“Our Great Object” (October 12, 1863)

As George Meade moves his army to avoid Robert E. Lee’s flanking maneuver he’s a little too busy to write home with news. Fortunately, Theodore Lyman has enough time. Here’s what he wrote on October 12 to explain Meade’s mind-set during this campaign of maneuver.
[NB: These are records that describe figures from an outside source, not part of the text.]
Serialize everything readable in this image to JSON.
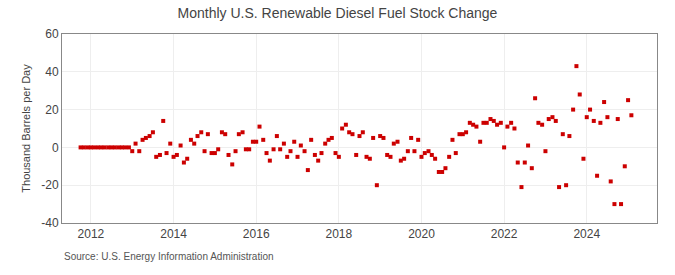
{
  "chart_data": {
    "type": "scatter",
    "title": "Monthly U.S. Renewable Diesel Fuel Stock Change",
    "ylabel": "Thousand Barrels per Day",
    "annotations": [
      "Source: U.S. Energy Information Administration"
    ],
    "color": "#CC0000",
    "marker": "square",
    "grid": true,
    "xlim": [
      2011.3,
      2025.7
    ],
    "xticks": [
      2012,
      2014,
      2016,
      2018,
      2020,
      2022,
      2024
    ],
    "ylim": [
      -40,
      60
    ],
    "yticks": [
      -40,
      -20,
      0,
      20,
      40,
      60
    ],
    "x": [
      2011.75,
      2011.83,
      2011.92,
      2012.0,
      2012.08,
      2012.17,
      2012.25,
      2012.33,
      2012.42,
      2012.5,
      2012.58,
      2012.67,
      2012.75,
      2012.83,
      2012.92,
      2013.0,
      2013.08,
      2013.17,
      2013.25,
      2013.33,
      2013.42,
      2013.5,
      2013.58,
      2013.67,
      2013.75,
      2013.83,
      2013.92,
      2014.0,
      2014.08,
      2014.17,
      2014.25,
      2014.33,
      2014.42,
      2014.5,
      2014.58,
      2014.67,
      2014.75,
      2014.83,
      2014.92,
      2015.0,
      2015.08,
      2015.17,
      2015.25,
      2015.33,
      2015.42,
      2015.5,
      2015.58,
      2015.67,
      2015.75,
      2015.83,
      2015.92,
      2016.0,
      2016.08,
      2016.17,
      2016.25,
      2016.33,
      2016.42,
      2016.5,
      2016.58,
      2016.67,
      2016.75,
      2016.83,
      2016.92,
      2017.0,
      2017.08,
      2017.17,
      2017.25,
      2017.33,
      2017.42,
      2017.5,
      2017.58,
      2017.67,
      2017.75,
      2017.83,
      2017.92,
      2018.0,
      2018.08,
      2018.17,
      2018.25,
      2018.33,
      2018.42,
      2018.5,
      2018.58,
      2018.67,
      2018.75,
      2018.83,
      2018.92,
      2019.0,
      2019.08,
      2019.17,
      2019.25,
      2019.33,
      2019.42,
      2019.5,
      2019.58,
      2019.67,
      2019.75,
      2019.83,
      2019.92,
      2020.0,
      2020.08,
      2020.17,
      2020.25,
      2020.33,
      2020.42,
      2020.5,
      2020.58,
      2020.67,
      2020.75,
      2020.83,
      2020.92,
      2021.0,
      2021.08,
      2021.17,
      2021.25,
      2021.33,
      2021.42,
      2021.5,
      2021.58,
      2021.67,
      2021.75,
      2021.83,
      2021.92,
      2022.0,
      2022.08,
      2022.17,
      2022.25,
      2022.33,
      2022.42,
      2022.5,
      2022.58,
      2022.67,
      2022.75,
      2022.83,
      2022.92,
      2023.0,
      2023.08,
      2023.17,
      2023.25,
      2023.33,
      2023.42,
      2023.5,
      2023.58,
      2023.67,
      2023.75,
      2023.83,
      2023.92,
      2024.0,
      2024.08,
      2024.17,
      2024.25,
      2024.33,
      2024.42,
      2024.5,
      2024.58,
      2024.67,
      2024.75,
      2024.83,
      2024.92,
      2025.0,
      2025.08
    ],
    "values": [
      0.0,
      0.0,
      0.0,
      0.0,
      0.0,
      0.0,
      0.0,
      0.0,
      0.0,
      0.0,
      0.0,
      0.0,
      0.0,
      0.0,
      0.0,
      -2.0,
      2.0,
      -2.0,
      4.0,
      5.0,
      6.0,
      8.0,
      -5.0,
      -4.0,
      14.0,
      -3.0,
      2.0,
      -5.0,
      -4.0,
      1.0,
      -8.0,
      -6.0,
      4.0,
      2.0,
      6.0,
      8.0,
      -2.0,
      7.0,
      -3.0,
      -3.0,
      -1.0,
      8.0,
      7.0,
      -4.0,
      -9.0,
      -2.0,
      7.0,
      8.0,
      -1.0,
      -1.0,
      3.0,
      3.0,
      11.0,
      4.0,
      -3.0,
      -7.0,
      -1.0,
      6.0,
      -1.0,
      2.0,
      -5.0,
      -2.0,
      3.0,
      -5.0,
      1.0,
      -2.0,
      -12.0,
      4.0,
      -4.0,
      -7.0,
      -3.0,
      2.0,
      4.0,
      5.0,
      -3.0,
      -5.0,
      10.0,
      12.0,
      8.0,
      7.0,
      -4.0,
      6.0,
      8.0,
      -5.0,
      -6.0,
      5.0,
      -20.0,
      6.0,
      5.0,
      -4.0,
      -5.0,
      2.0,
      3.0,
      -7.0,
      -6.0,
      -2.0,
      5.0,
      -2.0,
      4.0,
      -5.0,
      -3.0,
      -2.0,
      -4.0,
      -6.0,
      -13.0,
      -13.0,
      -11.0,
      -5.0,
      4.0,
      -3.0,
      7.0,
      7.0,
      8.0,
      13.0,
      12.0,
      11.0,
      3.0,
      13.0,
      13.0,
      15.0,
      14.0,
      12.0,
      13.0,
      0.0,
      11.0,
      13.0,
      10.0,
      -8.0,
      -21.0,
      -8.0,
      1.0,
      -11.0,
      26.0,
      13.0,
      12.0,
      -2.0,
      15.0,
      16.0,
      14.0,
      -21.0,
      7.0,
      -20.0,
      6.0,
      20.0,
      43.0,
      28.0,
      -6.0,
      16.0,
      20.0,
      14.0,
      -15.0,
      13.0,
      24.0,
      16.0,
      -18.0,
      -30.0,
      15.0,
      -30.0,
      -10.0,
      25.0,
      17.0
    ]
  }
}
You will probably have all sorts of rumors of defeats, or victories, or something. The facts are very simple: as our great object is Uncle Lee’s army (one might properly say our only object), we have to watch and follow his movements, so as, 1st, to catch him if possible in a good corner; or, 2d, to prevent his catching us in a bad corner; also 3d, to cover Washington and Maryland, which, for us, is more important than for him to come to Richmond. Thus we have to watch him and shift as he shifts, like two fencers. One may say, pitch into him! But do you think he is so soft as to give us any decent chance, if he knows it? Not he! Meanwhile Meade knows what hangs on this army, and how easy it is to talk about raising 3,000,000 men and how hard it is to raise 30,000. He said yesterday: “If Bob Lee will go into those fields there and fight me, man for man, I will do it this afternoon.” But “Bob” doesn’t see it. Sharp chaps those Rebs. … I do hope that no great battle will be fought unless we can really deal a staggering blow to the enemy. The great fault of the Potomac campaign has been the fighting without any due prospect of profit. This will be found, I think, a good trait in our General, that he will hold his forces in hand for a proper occasion. Meanwhile the papers say, “The fine autumn weather is slipping away.” Certainly; and shall we add, as a corollary, “Therefore let another Fredericksburg be fought!” Put some flesh on our skeleton regiments, and there is no difficulty; but if, instead of ten conscripts, only one is sent, que voulez vous!

Theodore Lyman’s letter is from Meade’s Headquarters, 1863-1865: Letters of Colonel Theodore Lyman from the Wilderness to Appomattox, pp. 31-2.Edited by George R. Agassiz. Boston, Massachusetts Historical Society, 1922. Available via Google Books.